Political scientist Ben Oppenheim ’02 thinks it’s only a matter of time.
“There’s this idea circulating that pandemics are a ‘once in a century’ problem because the 1918 flu happened about a century before COVID-19. But that’s just a random quirk,” Oppenheim said. “The next one could be next week. Or next month.”
A College of Social Studies major at Wesleyan, Oppenheim is currently vice president of product, policy, and partnerships at Metabiota, a business providing data-driven insights to help organizations manage infectious disease risk. Through epidemiological modeling, Oppenheim and his colleagues are able to estimate the frequency and severity of pandemics like COVID-19, and the numbers, he said, “are worrisome.”
“The best evidence we have suggests that COVID is not a once in a century phenomenon, but more like a 30-year event. That doesn’t mean we’ll experience a pandemic like COVID every 30 years, but that every year we have roughly a 3% chance of a pandemic as deadly as this (or worse) occurring. Over the next 25 years, it’s about a 50% probability of experiencing a pandemic on this scale—basically a coin flip,” he said. “There is of course some uncertainty in that estimate, but the crucial thing is that it isn’t carved in stone.”
(Oppenheim recently presented these estimates at the Center for Global Development. Watch the video here.)
There are factors that increase epidemic risk, Oppenheim explained, such as deforestation and the wildlife trade.
“We can reduce or mitigate those drivers,” he said. “We need to be ready for the next pandemic, but we can also work to reduce the risk of it occurring.”
And for this reason, Oppenheim firmly believes a sustained program to build knowledge on pandemic risk, akin to the role of the Intergovernmental Panel on Climate Change (IPCC) in systematically assessing scientific research on climate change, is crucially needed.
In a recent Nature Medicine article titled “The world needs an intergovernmental panel on pandemic risk,” Oppenheim, along with Kaysie Brown of the United Nations Foundation and Ron Waldman of the Milken Institute School of Public Health of George Washington University, offer four reasons that an IPCC is needed for pandemic risk—if the world is to be ready for the next crisis.
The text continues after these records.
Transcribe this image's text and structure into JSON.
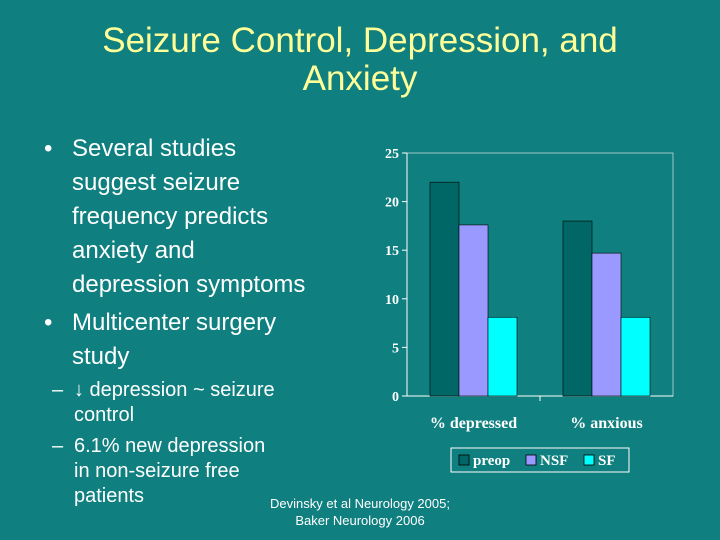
{
  "slide": {
    "title_lines": [
      "Seizure Control, Depression, and",
      "Anxiety"
    ],
    "bullets": [
      {
        "lines": [
          "Several studies",
          "suggest seizure",
          "frequency predicts",
          "anxiety and",
          "depression symptoms"
        ]
      },
      {
        "lines": [
          "Multicenter surgery",
          "study"
        ],
        "sub": [
          {
            "lines": [
              "↓ depression ~ seizure",
              "control"
            ]
          },
          {
            "lines": [
              "6.1% new depression",
              "in non-seizure free",
              "patients"
            ]
          }
        ]
      }
    ],
    "bullet_mark": "•",
    "sub_mark": "–",
    "citation_lines": [
      "Devinsky et al Neurology 2005;",
      "Baker Neurology 2006"
    ]
  },
  "chart_data": {
    "type": "bar",
    "categories": [
      "% depressed",
      "% anxious"
    ],
    "series": [
      {
        "name": "preop",
        "values": [
          22,
          18
        ],
        "color": "#006666"
      },
      {
        "name": "NSF",
        "values": [
          17.6,
          14.7
        ],
        "color": "#9999ff"
      },
      {
        "name": "SF",
        "values": [
          8.1,
          8.1
        ],
        "color": "#00ffff"
      }
    ],
    "ylim": [
      0,
      25
    ],
    "yticks": [
      0,
      5,
      10,
      15,
      20,
      25
    ],
    "grid": false,
    "legend": "bottom",
    "title": "",
    "xlabel": "",
    "ylabel": ""
  }
}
This month, the G20’s high-level independent panel on Financing the Global Commons for Pandemic Preparedness and Response released a detailed report that included Oppenheim’s proposal (on page 44). They too included the IPCC idea as one of their recommendations.
“Climate change and pandemics are two of the great existential perils facing humanity,” Oppenheim explains. “While the Intergovernmental Panel on Climate Change (IPCC) is needed to clarify basic scientific questions on climate change, an intergovernmental panel on pandemic risk could help build scientific consensus on the drivers of pandemic risk and their change over time.”
- First, he says, the fundamental science on pandemic risk is evolving. While knowledge has advanced considerably, a pandemic panel could further explore the range of real and potentially pathogenic hazards, the probability of future pandemics, and effective response strategies.
- Second, pandemic risk itself is changing. Like climate change, pandemic risk is driven by human factors ranging from travel and trade to agricultural practices and deforestation, according to Oppenheim. “An intergovernmental panel could quantify the impacts of human activity on the drivers of pandemic risk, and report on trends.”
- Third, a standing scientific body could keep pandemic risk on the global agenda. “There is a tendency to think about the next pandemic as a problem for another generation. It is not,” Oppenheim says. He said that mutation could ignite an influenza pandemic next year, as could the spillover of another virus from animals to human beings.
- And lastly, Oppenheim believes an intergovernmental panel could help shield scientific assessment from political pressures. Since infectious diseases are easily politicized, countries that host reservoirs for zoonotic diseases rightly worry about the potential for stigma, or travel and trade restrictions, he said.
Oppenheim, who’s also a senior fellow and visiting scholar for New York University’s Center on International Cooperation and a commissioner on the Lancet-SIGHT Commission on peaceful societies through health and gender equality, hopes the general public will agree that an intergovernmental panel for pandemic preparedness is essential. Such an idea not only needs support from government, philanthropy, and businesses but from people reaching out to elected officials, professional associations, and business communities.
“Everyone has a stake in a more prepared world,” Oppenheim said.